A note that Audacity gets its sound from Windows, not the device. You should be able to troubleshoot this with the Windows control panels and leave Audacity out of it.

Right click the speaker lower right > Recording.

The UMC should work perfectly with any playback on the machine and recording should appear on the panel’s bouncing sound meters. You have to be able to say those words before you launch Audacity.

You could have something odd like sampling rate problems, but that’s unlikely if you’re using 44100 or 48000. Does the UMC prefer one over the other? 44100 is the audio CD standard and 48000 does video. Both ordinary as dirt.

Koz

It records one track fine (mono or stereo)

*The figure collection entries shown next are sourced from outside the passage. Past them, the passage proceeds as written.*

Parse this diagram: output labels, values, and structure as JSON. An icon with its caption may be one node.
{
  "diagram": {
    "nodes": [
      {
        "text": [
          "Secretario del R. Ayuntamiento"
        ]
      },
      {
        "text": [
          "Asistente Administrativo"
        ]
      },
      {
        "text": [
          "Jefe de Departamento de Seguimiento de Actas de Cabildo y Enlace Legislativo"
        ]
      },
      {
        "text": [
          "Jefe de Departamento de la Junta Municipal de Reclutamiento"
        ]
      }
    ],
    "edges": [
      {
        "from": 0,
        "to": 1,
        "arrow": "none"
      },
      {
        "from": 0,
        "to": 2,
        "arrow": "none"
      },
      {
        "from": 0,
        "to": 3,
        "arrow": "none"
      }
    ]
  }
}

Fascinating. There is a sister posting who can’t get Solo to produce a mono recording into a stereo track. I suspect that’s what the drivers do. I suspect without that, you either get a mono show—one blue wave—or stereo show with your microphone on the left. Full stop. The drivers allow you to create Two-Track Mono which is not “natural.”

The question is what happens when you try to play a two track mono show back into the Solo for overdubbing. I wonder if the drivers fall over.

Koz

Using Windows 10 and Behringer U-Phoria UMC202HD. I have the drivers for the Behringer installed and they specify Windows 10.

I can import an audio drum track and it plays through fine. I can import the second track and it plays through perfect, but the following message appears after I try to record a track using my Behringer.

Latency Correction setting has caused the recorded audio to be hidden before zero. Audacity has brought it back to start at zero.
You may have to use the Time Shift Tool (<—> or F5) to drag the track to the right place.

When I click record, the red bar stalls and recording doesn’t happen.

I’m very new to the home recording process and I don’t have a full understanding of setting up this system. I just know that I want to monitor what I am recording as I play. Any support for getting this setup would be greatly appreciated.

Digital Amnesia: I am having exactly the same problem you described. Behringer 404 connected to new windows10 laptop. I can record the first track, but when I go to overdub, I can not hear the first track. If I activate “overdub” in the settings, I now can NOT record the second track, because it stalls and does nothing exactly as you described. I can not figure it out. Have you had any luck with this issue? I’m guessing it’s user error, but I have looked over everything a hundred times.

Ensure that you are using the same sample rate throughout.

  • The “native” sample rate for the Behringer 404 is likely to be either 44100 or 48000, so try both of these.
  • Check the sample rate for recording and playback for this device in the Windows Sound Control Panel.
  • In Audacity, set the default sample rate to match (in “Edit menu > Preferences > Quality”).
  • Ensure that the “Project Rate” (lower left corner of the main Audacity window) also matches.